The excessive emphasis on the further global expansion of European corporations is a fundamental flaw in the EU’s approach to economic globalisation. The EU’s aggressive push for WTO negotiations on pro-corporate rules on investment was the main reason for the collapse of the Cancún summit.
Also in bilateral and inter-regional trade negotiations outside of the WTO, such as free trade talks with Latin-american countries, the EU continues to promote an unsustainable corporate-centred trade and investment agenda, shaped in close co-operation with industry lobby groups. The European Comissión plays a particularly problematic role in nurturing relations with big business and granting corporate lobby groups inappropriate powers.
The deeply undemocratic habit of prioritising corporate expansion over other concerns is also clear in the EU’s policies towards water delivery in developing countries. The European Commission tries to use both the WTO’s services negotiations (GATS) and EU aid policies to accelerate and consolidate water privatisation, on behalf of giant European water corporations like Suez.
If the EU is to become a responsible and progressive force in global economy and politics, clearly its policies need to be de-linked from the expansion interests of European corporations. This kind of transformation is a pre-condition for a shift towards people-centred, sustainable trade and investment policies.
The transformation needed requires a fundamental democratisation of EU decision-making on these issues, instead of the further centralisation of powers proposed in the new draft EU constitution. Apart from greater democratic control, the EU’s international trade and investment policies must be re-oriented to first and foremost serve global economic justice and sustainability goals.
In the case of water delivery, the EU must move away from serving the interests of private water corporations and instead ambitiously support the expansion of democratic models of public water supply in the South.

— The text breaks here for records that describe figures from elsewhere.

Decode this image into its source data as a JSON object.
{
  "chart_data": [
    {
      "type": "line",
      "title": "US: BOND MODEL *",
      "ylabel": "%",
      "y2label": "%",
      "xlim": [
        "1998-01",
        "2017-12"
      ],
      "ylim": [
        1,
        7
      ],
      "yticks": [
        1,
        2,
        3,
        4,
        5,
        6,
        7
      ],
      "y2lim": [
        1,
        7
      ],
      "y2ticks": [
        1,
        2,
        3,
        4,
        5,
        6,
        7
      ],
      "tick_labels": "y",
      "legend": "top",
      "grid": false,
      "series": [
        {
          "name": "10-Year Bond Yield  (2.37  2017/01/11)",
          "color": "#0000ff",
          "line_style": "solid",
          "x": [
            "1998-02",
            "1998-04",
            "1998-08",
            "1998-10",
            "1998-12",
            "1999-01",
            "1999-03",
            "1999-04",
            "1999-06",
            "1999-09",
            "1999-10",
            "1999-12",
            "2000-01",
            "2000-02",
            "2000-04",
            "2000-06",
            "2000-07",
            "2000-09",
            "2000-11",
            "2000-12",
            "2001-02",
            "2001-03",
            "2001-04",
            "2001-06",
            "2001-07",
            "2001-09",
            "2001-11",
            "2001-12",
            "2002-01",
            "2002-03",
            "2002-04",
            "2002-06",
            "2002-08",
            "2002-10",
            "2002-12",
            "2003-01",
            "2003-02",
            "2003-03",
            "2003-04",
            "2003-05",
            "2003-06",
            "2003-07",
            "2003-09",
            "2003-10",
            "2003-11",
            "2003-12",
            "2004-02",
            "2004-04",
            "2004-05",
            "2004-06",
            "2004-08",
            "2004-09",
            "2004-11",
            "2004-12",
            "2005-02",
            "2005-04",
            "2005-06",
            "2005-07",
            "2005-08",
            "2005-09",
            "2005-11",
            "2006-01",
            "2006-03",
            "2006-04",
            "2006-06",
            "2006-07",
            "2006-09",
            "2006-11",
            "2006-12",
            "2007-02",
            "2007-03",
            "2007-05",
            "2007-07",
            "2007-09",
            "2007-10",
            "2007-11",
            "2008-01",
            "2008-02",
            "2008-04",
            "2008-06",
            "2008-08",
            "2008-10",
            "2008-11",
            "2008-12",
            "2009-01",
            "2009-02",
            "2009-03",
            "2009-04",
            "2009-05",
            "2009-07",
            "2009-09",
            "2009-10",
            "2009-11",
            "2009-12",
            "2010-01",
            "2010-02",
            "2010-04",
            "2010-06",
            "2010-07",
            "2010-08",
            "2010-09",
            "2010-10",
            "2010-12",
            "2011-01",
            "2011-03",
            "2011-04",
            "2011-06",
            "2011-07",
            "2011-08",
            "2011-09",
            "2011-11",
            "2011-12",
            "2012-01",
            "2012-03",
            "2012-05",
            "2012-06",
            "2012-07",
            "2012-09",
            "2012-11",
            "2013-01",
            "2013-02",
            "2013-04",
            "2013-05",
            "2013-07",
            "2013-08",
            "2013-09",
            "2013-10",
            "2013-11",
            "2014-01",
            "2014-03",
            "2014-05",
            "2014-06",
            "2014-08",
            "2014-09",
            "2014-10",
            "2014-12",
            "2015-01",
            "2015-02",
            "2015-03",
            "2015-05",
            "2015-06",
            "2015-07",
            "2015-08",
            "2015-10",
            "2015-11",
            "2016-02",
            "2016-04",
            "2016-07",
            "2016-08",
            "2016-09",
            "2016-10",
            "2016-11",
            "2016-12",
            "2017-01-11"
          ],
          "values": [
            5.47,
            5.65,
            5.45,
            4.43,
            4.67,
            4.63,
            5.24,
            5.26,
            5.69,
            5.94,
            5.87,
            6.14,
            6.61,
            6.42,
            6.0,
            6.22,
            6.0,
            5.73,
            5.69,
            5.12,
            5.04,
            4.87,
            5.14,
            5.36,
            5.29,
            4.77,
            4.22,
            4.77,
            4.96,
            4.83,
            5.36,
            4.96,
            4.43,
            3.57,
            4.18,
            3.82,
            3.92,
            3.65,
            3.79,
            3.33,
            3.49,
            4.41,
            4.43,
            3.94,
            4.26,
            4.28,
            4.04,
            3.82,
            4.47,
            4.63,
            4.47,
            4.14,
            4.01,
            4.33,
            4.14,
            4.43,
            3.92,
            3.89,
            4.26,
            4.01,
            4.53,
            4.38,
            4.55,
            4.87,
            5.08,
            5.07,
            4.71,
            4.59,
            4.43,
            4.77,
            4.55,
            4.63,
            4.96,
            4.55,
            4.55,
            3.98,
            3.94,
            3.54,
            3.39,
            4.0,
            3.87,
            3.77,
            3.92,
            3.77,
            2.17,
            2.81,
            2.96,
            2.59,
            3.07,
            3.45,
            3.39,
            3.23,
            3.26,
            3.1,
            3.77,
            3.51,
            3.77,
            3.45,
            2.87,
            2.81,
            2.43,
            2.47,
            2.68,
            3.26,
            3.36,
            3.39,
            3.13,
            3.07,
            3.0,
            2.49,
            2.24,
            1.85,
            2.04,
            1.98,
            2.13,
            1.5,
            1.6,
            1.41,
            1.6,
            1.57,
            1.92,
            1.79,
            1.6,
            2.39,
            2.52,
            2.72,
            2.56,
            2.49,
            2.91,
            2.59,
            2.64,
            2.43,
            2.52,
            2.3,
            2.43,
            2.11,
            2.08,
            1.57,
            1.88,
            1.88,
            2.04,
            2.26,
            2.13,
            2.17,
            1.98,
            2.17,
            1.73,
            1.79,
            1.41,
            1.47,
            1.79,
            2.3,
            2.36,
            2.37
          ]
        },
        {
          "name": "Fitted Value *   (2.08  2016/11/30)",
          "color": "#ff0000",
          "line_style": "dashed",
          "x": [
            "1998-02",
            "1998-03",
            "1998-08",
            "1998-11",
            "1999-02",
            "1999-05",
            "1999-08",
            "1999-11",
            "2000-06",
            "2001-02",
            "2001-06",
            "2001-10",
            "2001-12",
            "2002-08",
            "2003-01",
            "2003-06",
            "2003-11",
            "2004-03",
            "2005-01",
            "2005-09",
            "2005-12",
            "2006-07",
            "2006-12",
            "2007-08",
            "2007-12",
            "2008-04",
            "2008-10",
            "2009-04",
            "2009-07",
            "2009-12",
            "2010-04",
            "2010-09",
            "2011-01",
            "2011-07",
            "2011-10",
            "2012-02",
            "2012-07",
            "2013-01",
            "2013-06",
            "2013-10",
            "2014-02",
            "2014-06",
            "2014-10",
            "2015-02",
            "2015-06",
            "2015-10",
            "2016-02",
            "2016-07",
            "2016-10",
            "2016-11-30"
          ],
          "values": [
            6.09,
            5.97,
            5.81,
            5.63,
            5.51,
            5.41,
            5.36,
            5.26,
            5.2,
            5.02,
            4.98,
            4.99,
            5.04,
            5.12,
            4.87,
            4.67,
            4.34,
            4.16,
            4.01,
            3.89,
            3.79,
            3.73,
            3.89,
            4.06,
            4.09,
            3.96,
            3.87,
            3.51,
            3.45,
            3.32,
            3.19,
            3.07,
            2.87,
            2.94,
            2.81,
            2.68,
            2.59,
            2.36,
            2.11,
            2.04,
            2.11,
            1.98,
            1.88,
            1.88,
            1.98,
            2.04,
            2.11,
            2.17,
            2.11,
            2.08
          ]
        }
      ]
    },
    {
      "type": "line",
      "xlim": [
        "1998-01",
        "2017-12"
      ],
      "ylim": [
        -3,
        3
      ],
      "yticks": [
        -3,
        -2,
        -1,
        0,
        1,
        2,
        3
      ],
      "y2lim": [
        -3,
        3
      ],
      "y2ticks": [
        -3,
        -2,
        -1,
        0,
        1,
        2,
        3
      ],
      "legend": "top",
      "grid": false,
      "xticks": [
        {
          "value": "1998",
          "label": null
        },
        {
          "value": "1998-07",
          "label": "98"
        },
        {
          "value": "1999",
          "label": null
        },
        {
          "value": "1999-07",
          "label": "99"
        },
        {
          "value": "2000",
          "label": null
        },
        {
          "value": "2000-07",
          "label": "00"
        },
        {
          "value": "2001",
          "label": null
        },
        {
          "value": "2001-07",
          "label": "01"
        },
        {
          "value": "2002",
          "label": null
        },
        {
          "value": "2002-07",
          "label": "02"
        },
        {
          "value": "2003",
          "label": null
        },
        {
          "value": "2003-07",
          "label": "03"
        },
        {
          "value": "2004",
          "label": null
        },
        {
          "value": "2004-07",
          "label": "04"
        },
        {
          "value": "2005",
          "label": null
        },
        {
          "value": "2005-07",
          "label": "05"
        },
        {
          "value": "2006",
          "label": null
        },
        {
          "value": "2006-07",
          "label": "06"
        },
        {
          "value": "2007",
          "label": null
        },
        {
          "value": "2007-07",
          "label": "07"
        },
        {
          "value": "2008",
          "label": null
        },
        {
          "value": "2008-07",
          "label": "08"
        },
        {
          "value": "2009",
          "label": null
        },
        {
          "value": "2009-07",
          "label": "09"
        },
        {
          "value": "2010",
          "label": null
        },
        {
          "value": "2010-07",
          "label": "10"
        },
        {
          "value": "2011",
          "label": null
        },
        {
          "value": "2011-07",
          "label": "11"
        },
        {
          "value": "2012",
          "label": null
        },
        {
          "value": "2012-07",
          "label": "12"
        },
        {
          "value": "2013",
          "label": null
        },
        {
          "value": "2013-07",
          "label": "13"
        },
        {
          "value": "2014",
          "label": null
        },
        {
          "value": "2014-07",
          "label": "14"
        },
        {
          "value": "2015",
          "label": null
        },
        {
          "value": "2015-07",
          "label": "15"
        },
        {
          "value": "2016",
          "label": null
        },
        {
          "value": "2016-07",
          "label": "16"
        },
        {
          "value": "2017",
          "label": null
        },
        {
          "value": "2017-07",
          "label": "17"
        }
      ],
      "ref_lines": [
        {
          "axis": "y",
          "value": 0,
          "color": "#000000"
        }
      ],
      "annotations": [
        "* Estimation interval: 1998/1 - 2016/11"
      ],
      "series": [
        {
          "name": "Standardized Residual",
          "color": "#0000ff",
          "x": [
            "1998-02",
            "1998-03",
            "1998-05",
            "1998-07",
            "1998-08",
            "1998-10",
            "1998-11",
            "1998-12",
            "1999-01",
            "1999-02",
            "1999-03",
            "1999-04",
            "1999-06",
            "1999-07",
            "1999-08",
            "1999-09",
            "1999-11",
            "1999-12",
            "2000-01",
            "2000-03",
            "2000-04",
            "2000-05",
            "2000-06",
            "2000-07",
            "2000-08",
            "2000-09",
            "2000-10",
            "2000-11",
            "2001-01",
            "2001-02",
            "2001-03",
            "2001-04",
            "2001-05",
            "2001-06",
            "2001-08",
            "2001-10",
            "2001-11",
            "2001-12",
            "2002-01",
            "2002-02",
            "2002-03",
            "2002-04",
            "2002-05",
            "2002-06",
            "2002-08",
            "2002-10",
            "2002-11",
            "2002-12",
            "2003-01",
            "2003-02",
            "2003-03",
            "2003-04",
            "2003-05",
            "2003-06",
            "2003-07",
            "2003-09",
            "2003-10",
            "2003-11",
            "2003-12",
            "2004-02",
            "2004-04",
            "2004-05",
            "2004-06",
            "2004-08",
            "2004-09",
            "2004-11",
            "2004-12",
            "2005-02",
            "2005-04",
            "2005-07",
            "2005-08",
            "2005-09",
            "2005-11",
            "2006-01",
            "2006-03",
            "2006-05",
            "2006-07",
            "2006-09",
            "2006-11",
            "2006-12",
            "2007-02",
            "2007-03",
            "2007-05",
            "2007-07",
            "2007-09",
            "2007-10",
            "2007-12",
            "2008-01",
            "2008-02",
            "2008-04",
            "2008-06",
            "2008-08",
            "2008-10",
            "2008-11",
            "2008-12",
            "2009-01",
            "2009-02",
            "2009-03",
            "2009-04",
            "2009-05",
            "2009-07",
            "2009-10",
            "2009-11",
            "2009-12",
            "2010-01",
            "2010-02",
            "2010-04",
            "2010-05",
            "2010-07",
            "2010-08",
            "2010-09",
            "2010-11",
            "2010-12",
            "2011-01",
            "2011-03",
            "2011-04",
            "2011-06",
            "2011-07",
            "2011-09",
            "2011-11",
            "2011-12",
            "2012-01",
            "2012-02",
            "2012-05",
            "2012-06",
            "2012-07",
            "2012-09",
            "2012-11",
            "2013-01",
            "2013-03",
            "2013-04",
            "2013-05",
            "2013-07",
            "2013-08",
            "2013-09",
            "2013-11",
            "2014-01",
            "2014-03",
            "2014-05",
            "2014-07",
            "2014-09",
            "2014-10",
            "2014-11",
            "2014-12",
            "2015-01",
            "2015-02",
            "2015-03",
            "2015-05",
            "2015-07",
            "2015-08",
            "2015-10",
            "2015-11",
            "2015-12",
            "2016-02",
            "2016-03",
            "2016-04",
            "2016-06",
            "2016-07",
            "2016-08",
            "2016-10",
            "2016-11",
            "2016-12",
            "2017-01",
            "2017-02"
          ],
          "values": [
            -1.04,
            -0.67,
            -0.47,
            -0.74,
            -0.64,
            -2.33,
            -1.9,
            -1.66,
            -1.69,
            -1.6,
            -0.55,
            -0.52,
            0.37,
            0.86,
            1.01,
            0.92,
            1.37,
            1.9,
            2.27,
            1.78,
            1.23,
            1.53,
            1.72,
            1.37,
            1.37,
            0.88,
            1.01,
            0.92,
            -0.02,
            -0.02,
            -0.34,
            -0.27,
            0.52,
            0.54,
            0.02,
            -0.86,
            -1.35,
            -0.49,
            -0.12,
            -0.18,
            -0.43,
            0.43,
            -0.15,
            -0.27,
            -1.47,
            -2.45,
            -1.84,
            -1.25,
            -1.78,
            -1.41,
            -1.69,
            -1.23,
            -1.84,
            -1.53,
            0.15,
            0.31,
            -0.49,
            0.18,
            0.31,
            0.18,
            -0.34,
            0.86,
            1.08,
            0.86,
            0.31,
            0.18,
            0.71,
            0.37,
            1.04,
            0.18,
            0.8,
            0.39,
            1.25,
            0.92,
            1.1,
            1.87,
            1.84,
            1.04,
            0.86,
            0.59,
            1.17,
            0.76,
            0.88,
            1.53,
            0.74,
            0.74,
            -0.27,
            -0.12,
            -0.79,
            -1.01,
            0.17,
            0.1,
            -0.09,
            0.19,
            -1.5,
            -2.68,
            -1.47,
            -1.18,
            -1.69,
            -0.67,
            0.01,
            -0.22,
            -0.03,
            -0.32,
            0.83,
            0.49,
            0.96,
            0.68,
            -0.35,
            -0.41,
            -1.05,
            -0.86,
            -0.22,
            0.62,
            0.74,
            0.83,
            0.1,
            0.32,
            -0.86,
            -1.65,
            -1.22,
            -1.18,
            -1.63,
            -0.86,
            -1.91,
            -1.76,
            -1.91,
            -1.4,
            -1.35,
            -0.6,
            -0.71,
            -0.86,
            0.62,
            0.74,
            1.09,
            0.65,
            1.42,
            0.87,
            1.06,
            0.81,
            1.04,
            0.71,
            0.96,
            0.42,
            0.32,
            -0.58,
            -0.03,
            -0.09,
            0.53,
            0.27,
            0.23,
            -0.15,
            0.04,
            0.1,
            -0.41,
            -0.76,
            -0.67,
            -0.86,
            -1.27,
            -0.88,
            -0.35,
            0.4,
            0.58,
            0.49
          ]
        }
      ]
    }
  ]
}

Generally, the campaigns in Europe are still not strong enough to force through a turn-around in the EU’s WTO policies and therefore need a further boost after Cancún. Part of the challenge is to campaign against further centralisation of EU decision-making on international trade in the hands of the European Commission. The struggle against the EU’s water liberalisation and privatisation agenda through the WTO’s services negotiations (GATS) is particularly crucial, as part of wider campaigns for water justice.